Just as an important side note, I did not change the name of this one.  Because his name wasn't legally Bucky, but that's what we all called him.  I do not know why.

Bucky was actually friends with my friends.  They set us up.  The beginning to every blind date story is that your close friend decided to set you up with the only single guy they know.

Bucky picked me up in his very large pick up truck.  We went to the Olive Garden for lunch.  I distinctly remember sitting there and thinking, "Wow I wish I was anywhere else right now."  It wasn't anything specific, but one of those times when you just know you aren't going to click with someone.  And the way the conversation was going with Bucky, I knew we'd never talk again.

However, that's not the story I want to tell you.  I want to tell you what happened when he picked me up.

See, I was in college.  And as we all know, college is a weird time of life.  I lived with two other girls, but our neighbors, we'll call them Pinky and The Brain, were almost always at our house.  They were the kind of guys that would just long board on down, and never leave.  Or shower.  But they were fun, so we let them stay.  So of course, they were at the house when Bucky came.  And they were not thrilled about me going on a date with someone they didn't know.  Because for about 2 minutes of our multiple year friendship, they decided to be protective.

I was getting ready when they showed up.  And when they found out his name was Bucky, they went into full big brother mode.  And how do you suppose they decided to show Bucky that he'd better be nice and watch his back?  By removing their shirts.

Lest you think this may actually be intimidating, these were two of the lankiest, skinniest boys I've ever known.

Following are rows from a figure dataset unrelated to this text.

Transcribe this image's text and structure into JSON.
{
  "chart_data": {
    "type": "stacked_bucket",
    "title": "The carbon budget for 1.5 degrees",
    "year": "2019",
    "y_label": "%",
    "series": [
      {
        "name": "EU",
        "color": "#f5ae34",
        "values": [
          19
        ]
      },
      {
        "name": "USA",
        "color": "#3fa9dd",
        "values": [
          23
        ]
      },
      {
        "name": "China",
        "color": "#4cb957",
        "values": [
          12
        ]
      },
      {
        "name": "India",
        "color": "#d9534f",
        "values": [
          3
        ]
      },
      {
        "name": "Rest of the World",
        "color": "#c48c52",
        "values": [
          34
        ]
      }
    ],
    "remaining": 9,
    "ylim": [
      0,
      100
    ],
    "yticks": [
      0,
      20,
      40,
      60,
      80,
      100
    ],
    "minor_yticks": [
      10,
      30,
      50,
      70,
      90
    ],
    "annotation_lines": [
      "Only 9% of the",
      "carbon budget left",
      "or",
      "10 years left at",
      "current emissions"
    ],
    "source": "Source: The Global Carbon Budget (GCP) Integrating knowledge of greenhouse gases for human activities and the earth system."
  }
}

They walked around our house, practically beating their chests and grunting ape sounds, for 20 minutes until Bucky came.  Regardless of my pleading to be normal.  They answered the door when he rang the bell.  I believe they said, "Oh, you're here for Quinn?  Well, what exactly are your intentions with her?  What are you planning to do with her today?  You know, we can find out where you live."

Thank you, Pinky and the Brain, for making an awkward date have to start with the conversation, "Um, who are those guys?"

Monday, December 6, 2010

Geoff and Seamus

I have been neglecting this poor blog.  Did I tell you all I'm in grad school?  Cause sometimes (not often, but usually around the end of the semester) I actually focus on that.  Sometimes.

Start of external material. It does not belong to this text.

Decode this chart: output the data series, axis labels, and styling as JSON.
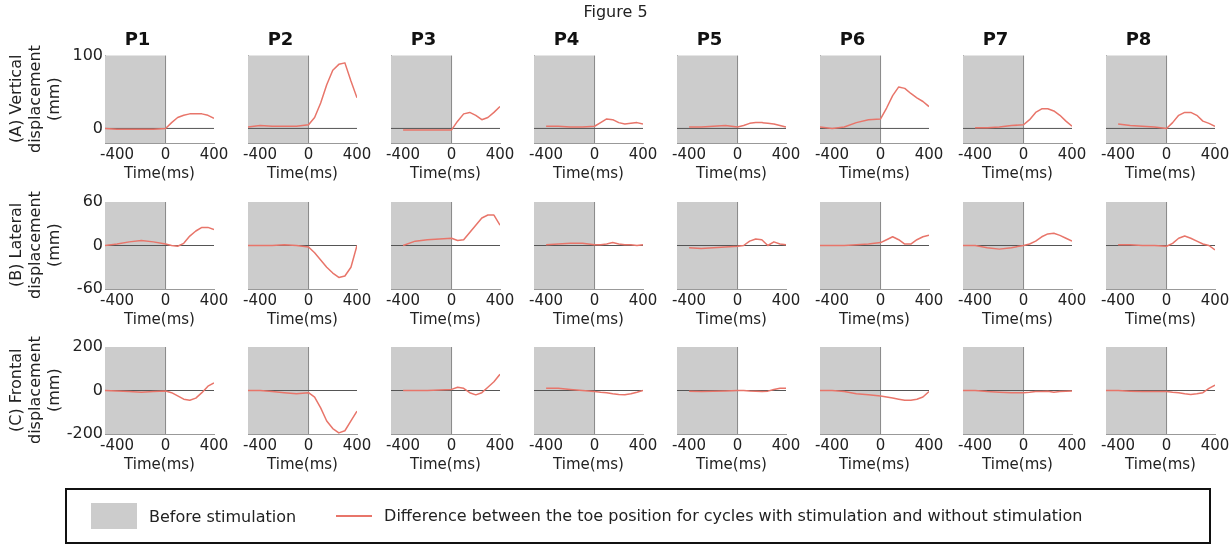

But a fabulous thing happened the other night, and I must share it with you all.

Lauren (my roommate, remember?) and her friends wanted to go to this brewery in town.  Living in the particular state that I live in, breweries are pretty common.  But they are usually a pretty chill place to hang out, so I tagged along.  And I am so glad I did.

Not two minutes after walking in, this red-headed man (we'll call him Seamus, since he had such bright red hair) came right up to Lauren and I and asked if we would join him for a game of pool.  After some hemming and hawing, we accepted.  Except Lauren didn't play, so her friend Molly took her place.  Molly and Seamus teamed up, leaving me with Seamus' friend Geoff.

The best part about this is that both Seamus and Geoff were characters all of their own.  While Seamus and Molly kicked butt at pool, Seamus put some hard core (though rather gentlemanly) moves on Lauren.  And while we were losing, Geoff was pretending he had game.  Now, an important fact about me is that I am terrible at pool.  So most of my shots not only didn't go in, but I often didn't even hit the ball.  Yet, after every miserable shot, Geoff would say, "That was perfect!  Great!"  And then he would high five me.  Only his hand, the one I was supposed to hit, was usually awkwardly placed at his hip.  So...not so much a high five as a hip five.

Meanwhile, Lauren was being serenaded by Seamus.  Yes, that's right.  Serenaded.  Here is the best lyric of the song he sang:  "I smell the colors, and they're beautiful."  He then grabbed her and started waltzing around the room, dipping her about every two steps.  At the end of this completely hilarious dance, he kissed her hand.  And then said, "Middle of next week, I'm going to take you on a date.  It may not be a great date, but it'll be awesome."

Guess what that date was?  A session of Core Yoga.

They were too sweet to actually be labeled as creepers, but it was a hilarious story, nonetheless.  And I'm still a little sad that Lauren got the singer, while I got the hip-fiver.